What had he done? It was a question he asked himself more in wonder than in regret. He couldn’t even bring himself to regret the manner in which it had happened, the damage done to others, because the damage itself defined him now, defined even his flickering relationship to Sara, in that he had something to prove to her, though he wasn’t yet sure what, or how. He had renounced himself: that was as far as it went. But that was pretty far.

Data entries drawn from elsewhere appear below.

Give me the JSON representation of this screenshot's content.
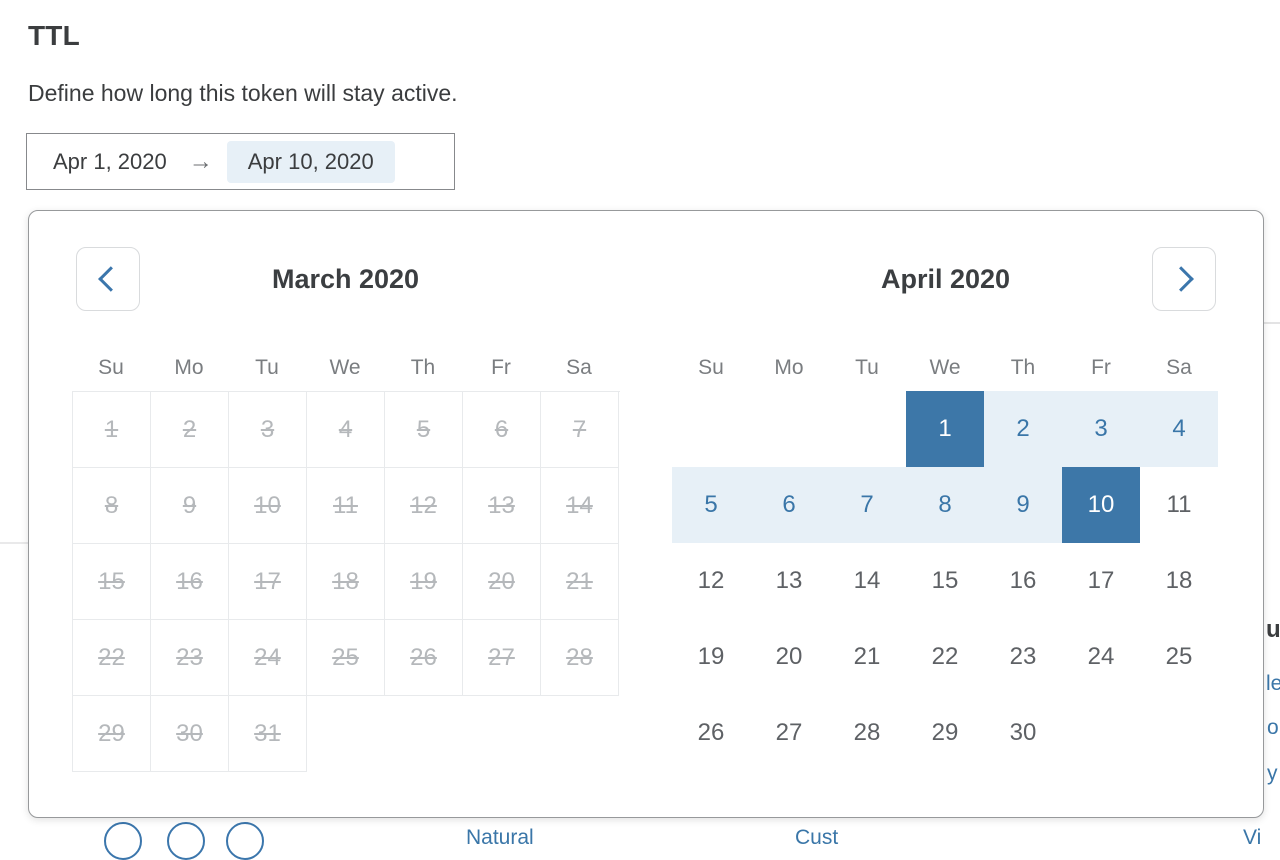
{
  "page": {
    "title": "TTL",
    "description": "Define how long this token will stay active."
  },
  "date_range_input": {
    "start_value": "Apr 1, 2020",
    "arrow_icon": "→",
    "end_value": "Apr 10, 2020",
    "end_highlighted": true
  },
  "calendar": {
    "weekdays": [
      "Su",
      "Mo",
      "Tu",
      "We",
      "Th",
      "Fr",
      "Sa"
    ],
    "selected_range": {
      "start": "Apr 1, 2020",
      "end": "Apr 10, 2020"
    },
    "months": [
      {
        "title": "March 2020",
        "default_state": "disabled",
        "bordered_grid": true,
        "weeks": [
          [
            1,
            2,
            3,
            4,
            5,
            6,
            7
          ],
          [
            8,
            9,
            10,
            11,
            12,
            13,
            14
          ],
          [
            15,
            16,
            17,
            18,
            19,
            20,
            21
          ],
          [
            22,
            23,
            24,
            25,
            26,
            27,
            28
          ],
          [
            29,
            30,
            31
          ]
        ]
      },
      {
        "title": "April 2020",
        "default_state": "plain",
        "bordered_grid": false,
        "weeks": [
          [
            null,
            null,
            null,
            {
              "d": 1,
              "state": "selected"
            },
            {
              "d": 2,
              "state": "range"
            },
            {
              "d": 3,
              "state": "range"
            },
            {
              "d": 4,
              "state": "range"
            }
          ],
          [
            {
              "d": 5,
              "state": "range"
            },
            {
              "d": 6,
              "state": "range"
            },
            {
              "d": 7,
              "state": "range"
            },
            {
              "d": 8,
              "state": "range"
            },
            {
              "d": 9,
              "state": "range"
            },
            {
              "d": 10,
              "state": "selected"
            },
            11
          ],
          [
            12,
            13,
            14,
            15,
            16,
            17,
            18
          ],
          [
            19,
            20,
            21,
            22,
            23,
            24,
            25
          ],
          [
            26,
            27,
            28,
            29,
            30
          ]
        ]
      }
    ]
  },
  "colors": {
    "selected_day_bg": "#3d77a8",
    "range_bg": "#e7f0f7",
    "range_text": "#3a76a8",
    "disabled_text": "#b5b8bb",
    "day_text": "#5e6165",
    "popup_border": "#97999b",
    "cell_border": "#e8eaec",
    "accent_blue": "#3b76ac"
  },
  "background_fragments": {
    "right_heading": "u",
    "right_links": [
      "le",
      "o",
      "y"
    ],
    "bottom_links": [
      "Natural",
      "Cust",
      "Vi"
    ]
  }
}
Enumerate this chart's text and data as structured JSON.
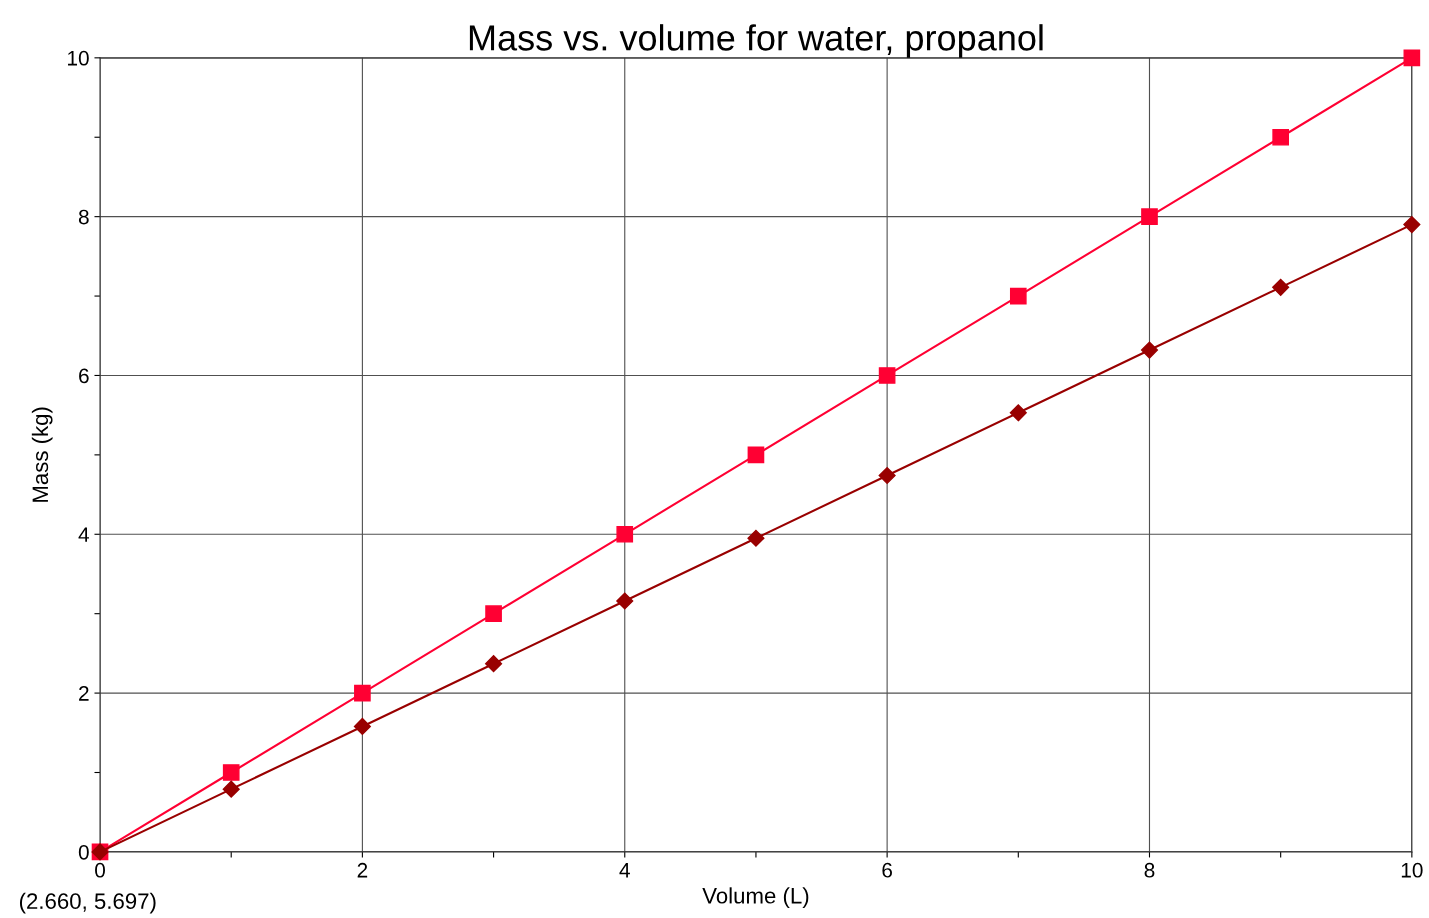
{
  "chart_data": {
    "type": "line",
    "title": "Mass vs. volume for water, propanol",
    "xlabel": "Volume (L)",
    "ylabel": "Mass (kg)",
    "x": [
      0,
      1,
      2,
      3,
      4,
      5,
      6,
      7,
      8,
      9,
      10
    ],
    "series": [
      {
        "color": "#ff0033",
        "marker": "square",
        "values": [
          0,
          1,
          2,
          3,
          4,
          5,
          6,
          7,
          8,
          9,
          10
        ]
      },
      {
        "color": "#990000",
        "marker": "diamond",
        "values": [
          0,
          0.79,
          1.58,
          2.37,
          3.16,
          3.95,
          4.74,
          5.53,
          6.32,
          7.11,
          7.9
        ]
      }
    ],
    "xlim": [
      0,
      10
    ],
    "ylim": [
      0,
      10
    ],
    "xticks": [
      0,
      {
        "value": 1,
        "label": null
      },
      2,
      {
        "value": 3,
        "label": null
      },
      4,
      {
        "value": 5,
        "label": null
      },
      6,
      {
        "value": 7,
        "label": null
      },
      8,
      {
        "value": 9,
        "label": null
      },
      10
    ],
    "yticks": [
      0,
      {
        "value": 1,
        "label": null
      },
      2,
      {
        "value": 3,
        "label": null
      },
      4,
      {
        "value": 5,
        "label": null
      },
      6,
      {
        "value": 7,
        "label": null
      },
      8,
      {
        "value": 9,
        "label": null
      },
      10
    ],
    "grid": true,
    "line_style": "solid",
    "annotations": [
      "(2.660, 5.697)"
    ]
  }
}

It was a ten-mile drive to town, and there was nothing in town anyway, so Ben had little to do all day but think — not that different from rehab, really, save for the atmosphere of relentless silence. The cabin resembled Stages too in its technological isolation from the wider world, for it was socked in by hills and Ben’s phone got no reception whatsoever. It wasn’t wired for cable either. Once a day, sometimes twice, Ben would drive into town, park around the side of the Mobil station where he couldn’t be seen from its front windows, and check for messages from his few remaining contacts in the world. In truth, if you left out all those emails that still came to him robotically for one reason or another, like bank statements and unchanging frequent-flier account updates, he was down to two correspondents. In the gray late afternoon when he was likeliest to catch her on her way home from school, he sat in the driver’s seat with the heater on high and texted his daughter. This was both satisfying and frustrating, for Sara was a stingy texter, and he was left unsure whether this was a generational thing, or a measure of her own impatience and lack of thumb-typing skills, or whether she was trying to forget about him but lacked the fortitude to come right out and tell him so.
Hows ur new school?
Ok .
Hows ur new apt?
Sux .
She had an entirely new life, but you wouldn’t know it from her lack of affect, if it even made any sense to criticize text messages for a lack of affect. At least she hadn’t blocked him. After ten or fifteen minutes of this sort of exchange — she didn’t know where on earth he was; she didn’t seem to need to know — he’d walk into the Mobil station for a poisonous cup of six-hour-old coffee and a New York Times , and then he’d go back out to the car and call his lawyer.